Von da an geht alles schief: Durch einen Verräter aus dem Kreis der Verschwörer gewarnt, beendet Dollfuß eine Sitzung vorzeitig und schickt die Minister in ihre Büros. Er bleibt unvorsichtigerweise und wird in einem Handgemenge von einer Kugel tödlich getroffen. Die Ereignisse in diesem Sommer sollten als Juliputsch in die Geschichte eingehen.
„Der Schuss auf Dollfuß war nie vorgesehen, er war der Einzige, auf den es ankam. Das einzige Druckmittel, das man gehabt hätte“, analysiert Kurt Bauer. Der Historiker ist Experte für den Juliputsch 1934. Ohne ihre wertvollste Geisel und von ihren politischen Führern abgeschnitten, wussten die Putschisten bald nicht mehr weiter. Am Abend ergaben sie sich.
In den Bundesländern begann der Nazi-Aufstand erst, als in Wien alles vorbei war (siehe Grafik unten). Am Ende standen 230 Tote – 105 auf Regierungsseite, 113 Nationalsozialisten und zwölf Unbeteiligte.
„Der Juliputsch ist nur einer von vielen Gewaltausbrüchen in dieser Zeit“, sagt der Historiker Stefan Benedik vom Haus der Geschichte Österreich. Und Bauer ergänzt: „Der politische Kampf der Nazis um Österreich wurde von Deutschland aus gefördert. Man kann sich gar nicht vorstellen, wie das damals war.“
Es gab täglich Anschläge, in Wiener Caféhäusern gingen Bomben hoch, Attentate auf Züge in ganz Österreich.
Historiker
Hitler fühlte sich bedroht
Um zu verstehen, warum Hitler den Putsch befohlen hat (und das hat er, wie Historiker Bauer nachweisen konnte), sei es wichtig, die außenpolitische Komponente mehr zu beachten: „Den Kampf um den Lebensraum im Osten hatte Hitler schon lange in seinem Kopf. Dabei sah er Italien und England als Verbündete. Frankreich war der Erzfeind“, erklärt Bauer. „Damals strebte Frankreich ein Bündnis mit Russland an und aktivierte alte Verbündete – Tschechoslowakei, Rumänien, Jugoslawien. Als dann ein Bündnis zwischen Frankreich und Italien möglich schien, empfand Hitler das als Einkreisung – er fühlte sich absolut bedroht.“ Und glaubte, die Bedrohung nur durch einen riskanten Coup abwenden zu können: Eine Art Gleichschaltung Österreichs mit Deutschland sollte vorläufig genügen, um Frankreichs gefährliche Einkreisungsoffensive zu stoppen und Italien als Verbündeten zu gewinnen.

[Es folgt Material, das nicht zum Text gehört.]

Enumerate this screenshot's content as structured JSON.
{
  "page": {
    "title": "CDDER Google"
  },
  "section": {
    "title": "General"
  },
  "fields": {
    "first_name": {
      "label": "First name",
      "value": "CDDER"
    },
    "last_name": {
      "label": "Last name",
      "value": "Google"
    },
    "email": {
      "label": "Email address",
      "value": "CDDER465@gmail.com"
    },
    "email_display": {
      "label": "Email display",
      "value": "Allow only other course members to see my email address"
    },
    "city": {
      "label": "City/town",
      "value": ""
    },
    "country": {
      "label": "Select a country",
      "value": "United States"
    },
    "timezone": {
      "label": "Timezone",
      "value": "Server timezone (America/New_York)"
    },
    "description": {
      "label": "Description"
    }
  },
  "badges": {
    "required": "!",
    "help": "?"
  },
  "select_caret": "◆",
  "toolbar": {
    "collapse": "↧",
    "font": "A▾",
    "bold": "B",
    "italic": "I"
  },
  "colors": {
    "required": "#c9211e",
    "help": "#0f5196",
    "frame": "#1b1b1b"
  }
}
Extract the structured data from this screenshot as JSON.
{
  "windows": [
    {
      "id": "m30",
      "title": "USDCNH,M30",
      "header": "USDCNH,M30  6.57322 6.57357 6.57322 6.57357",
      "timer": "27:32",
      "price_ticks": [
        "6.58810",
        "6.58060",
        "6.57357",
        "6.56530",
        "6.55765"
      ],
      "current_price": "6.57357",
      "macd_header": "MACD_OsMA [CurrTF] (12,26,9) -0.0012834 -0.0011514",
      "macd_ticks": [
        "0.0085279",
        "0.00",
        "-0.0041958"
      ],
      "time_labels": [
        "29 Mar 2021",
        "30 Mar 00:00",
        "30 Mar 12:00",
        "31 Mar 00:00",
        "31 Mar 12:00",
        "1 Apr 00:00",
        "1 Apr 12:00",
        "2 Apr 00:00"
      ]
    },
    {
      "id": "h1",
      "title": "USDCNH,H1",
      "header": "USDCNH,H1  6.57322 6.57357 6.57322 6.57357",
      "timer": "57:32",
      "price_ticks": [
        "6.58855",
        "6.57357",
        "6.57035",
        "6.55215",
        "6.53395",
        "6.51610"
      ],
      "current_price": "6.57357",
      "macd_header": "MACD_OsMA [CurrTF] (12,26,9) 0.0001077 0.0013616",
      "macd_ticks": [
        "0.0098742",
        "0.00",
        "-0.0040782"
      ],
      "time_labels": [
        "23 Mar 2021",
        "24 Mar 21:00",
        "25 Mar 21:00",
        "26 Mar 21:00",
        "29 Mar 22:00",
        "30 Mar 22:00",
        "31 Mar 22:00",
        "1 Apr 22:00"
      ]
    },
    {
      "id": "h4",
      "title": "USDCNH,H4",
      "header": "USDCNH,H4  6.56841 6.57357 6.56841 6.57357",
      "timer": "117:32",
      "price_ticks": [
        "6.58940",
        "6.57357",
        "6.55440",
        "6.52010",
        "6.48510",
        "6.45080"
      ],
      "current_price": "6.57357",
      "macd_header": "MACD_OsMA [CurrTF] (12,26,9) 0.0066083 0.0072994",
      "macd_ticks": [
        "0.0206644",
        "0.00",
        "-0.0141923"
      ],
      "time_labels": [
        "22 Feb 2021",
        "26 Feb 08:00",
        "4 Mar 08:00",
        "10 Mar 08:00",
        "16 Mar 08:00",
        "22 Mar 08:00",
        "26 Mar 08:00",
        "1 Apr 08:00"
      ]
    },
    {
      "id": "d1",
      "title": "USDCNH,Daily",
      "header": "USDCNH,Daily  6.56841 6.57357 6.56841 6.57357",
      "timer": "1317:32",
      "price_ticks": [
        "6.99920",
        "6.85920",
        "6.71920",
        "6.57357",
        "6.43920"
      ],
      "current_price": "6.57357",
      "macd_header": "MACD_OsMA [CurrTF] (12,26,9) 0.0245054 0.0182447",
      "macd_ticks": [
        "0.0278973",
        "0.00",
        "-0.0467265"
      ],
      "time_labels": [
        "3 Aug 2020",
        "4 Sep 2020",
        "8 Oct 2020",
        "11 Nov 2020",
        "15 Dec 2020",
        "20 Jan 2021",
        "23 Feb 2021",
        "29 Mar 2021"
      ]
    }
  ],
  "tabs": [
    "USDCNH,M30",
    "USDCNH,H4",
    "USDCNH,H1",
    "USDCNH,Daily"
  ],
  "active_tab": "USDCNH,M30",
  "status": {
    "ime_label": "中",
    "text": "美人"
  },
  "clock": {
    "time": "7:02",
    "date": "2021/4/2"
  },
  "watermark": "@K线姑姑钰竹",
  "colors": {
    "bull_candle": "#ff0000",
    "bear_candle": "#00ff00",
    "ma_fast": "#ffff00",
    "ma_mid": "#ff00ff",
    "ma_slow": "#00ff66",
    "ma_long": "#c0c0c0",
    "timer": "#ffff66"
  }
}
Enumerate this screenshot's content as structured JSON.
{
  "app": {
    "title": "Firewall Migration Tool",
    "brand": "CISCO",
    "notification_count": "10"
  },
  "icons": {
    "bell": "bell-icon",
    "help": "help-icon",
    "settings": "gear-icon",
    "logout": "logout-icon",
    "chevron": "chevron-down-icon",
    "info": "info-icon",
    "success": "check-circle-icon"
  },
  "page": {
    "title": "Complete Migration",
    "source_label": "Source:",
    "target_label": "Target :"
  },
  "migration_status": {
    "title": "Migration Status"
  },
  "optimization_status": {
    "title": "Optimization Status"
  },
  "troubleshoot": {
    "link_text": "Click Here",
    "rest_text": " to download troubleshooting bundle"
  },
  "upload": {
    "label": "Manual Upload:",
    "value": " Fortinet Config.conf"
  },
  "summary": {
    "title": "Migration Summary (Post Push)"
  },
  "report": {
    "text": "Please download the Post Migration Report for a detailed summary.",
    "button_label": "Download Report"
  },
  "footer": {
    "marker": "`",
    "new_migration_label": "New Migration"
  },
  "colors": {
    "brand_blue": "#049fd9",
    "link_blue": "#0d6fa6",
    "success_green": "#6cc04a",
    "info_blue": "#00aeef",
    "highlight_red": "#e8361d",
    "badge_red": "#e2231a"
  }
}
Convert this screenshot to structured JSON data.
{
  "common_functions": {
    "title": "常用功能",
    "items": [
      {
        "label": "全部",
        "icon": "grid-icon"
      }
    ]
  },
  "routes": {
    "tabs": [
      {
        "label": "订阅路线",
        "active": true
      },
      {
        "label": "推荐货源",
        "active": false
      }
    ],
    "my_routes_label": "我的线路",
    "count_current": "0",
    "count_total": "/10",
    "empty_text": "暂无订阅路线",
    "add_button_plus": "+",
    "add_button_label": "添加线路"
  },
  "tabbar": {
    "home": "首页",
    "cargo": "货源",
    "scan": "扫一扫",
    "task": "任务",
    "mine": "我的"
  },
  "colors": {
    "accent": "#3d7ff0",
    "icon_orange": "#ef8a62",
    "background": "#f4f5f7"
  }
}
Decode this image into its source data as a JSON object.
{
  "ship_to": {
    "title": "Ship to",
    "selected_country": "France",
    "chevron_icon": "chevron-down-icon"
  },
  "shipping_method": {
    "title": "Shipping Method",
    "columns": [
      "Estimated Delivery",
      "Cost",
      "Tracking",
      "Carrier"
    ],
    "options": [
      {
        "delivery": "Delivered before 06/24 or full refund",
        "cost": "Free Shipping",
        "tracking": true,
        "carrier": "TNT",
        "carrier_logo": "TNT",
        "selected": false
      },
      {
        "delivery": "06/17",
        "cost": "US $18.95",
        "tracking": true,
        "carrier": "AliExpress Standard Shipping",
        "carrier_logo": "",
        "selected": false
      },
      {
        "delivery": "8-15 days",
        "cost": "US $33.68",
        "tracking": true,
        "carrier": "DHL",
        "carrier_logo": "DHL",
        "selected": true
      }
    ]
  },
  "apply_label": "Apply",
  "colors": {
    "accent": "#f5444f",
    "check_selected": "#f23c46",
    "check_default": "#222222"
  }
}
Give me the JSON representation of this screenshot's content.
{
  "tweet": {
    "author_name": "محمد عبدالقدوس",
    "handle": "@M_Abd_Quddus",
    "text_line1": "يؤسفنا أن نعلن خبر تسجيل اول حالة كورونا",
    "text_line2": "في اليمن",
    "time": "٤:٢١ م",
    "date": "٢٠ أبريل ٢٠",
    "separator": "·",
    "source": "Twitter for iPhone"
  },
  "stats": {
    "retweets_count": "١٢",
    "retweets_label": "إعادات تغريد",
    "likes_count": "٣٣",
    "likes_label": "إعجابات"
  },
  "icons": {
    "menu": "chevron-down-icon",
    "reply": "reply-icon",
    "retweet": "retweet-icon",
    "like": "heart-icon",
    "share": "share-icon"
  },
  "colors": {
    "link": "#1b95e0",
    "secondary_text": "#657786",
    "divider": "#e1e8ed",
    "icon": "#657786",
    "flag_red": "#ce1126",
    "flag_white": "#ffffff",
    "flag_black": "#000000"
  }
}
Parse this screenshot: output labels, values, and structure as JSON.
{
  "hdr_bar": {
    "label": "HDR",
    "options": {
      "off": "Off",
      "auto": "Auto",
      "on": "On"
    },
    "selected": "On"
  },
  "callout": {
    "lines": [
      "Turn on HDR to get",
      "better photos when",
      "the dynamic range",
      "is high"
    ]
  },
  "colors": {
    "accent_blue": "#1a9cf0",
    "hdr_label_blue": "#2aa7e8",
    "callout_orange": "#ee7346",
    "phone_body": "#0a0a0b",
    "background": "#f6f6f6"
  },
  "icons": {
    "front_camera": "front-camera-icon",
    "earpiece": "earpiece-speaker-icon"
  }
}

Hitler reist im Juni 1934 zu seinem Idol Mussolini. „Man unterhielt sich stundenlang unter vier Augen. Mussolini war der Meinung, er spreche gut Deutsch“, erzählt Bauer. „Und Hitler glaubte, Mussolini hätte einem Regierungswechsel in Österreich zugestimmt“. Um das Ausland ruhigzustellen, sollte das ganze Unternehmen als rein innerösterreichische Angelegenheit, als „Volksaufstand“, verkauft werden.
Doch Dollfuß’ Tod machte den Coup zunichte: Mussolini entzog Hitler seine Unterstützung. Der deutsche Reichskanzler stand in Europa sehr isoliert da. Der getötete österreichische Kanzler wiederum wurde sofort zum Märtyrer.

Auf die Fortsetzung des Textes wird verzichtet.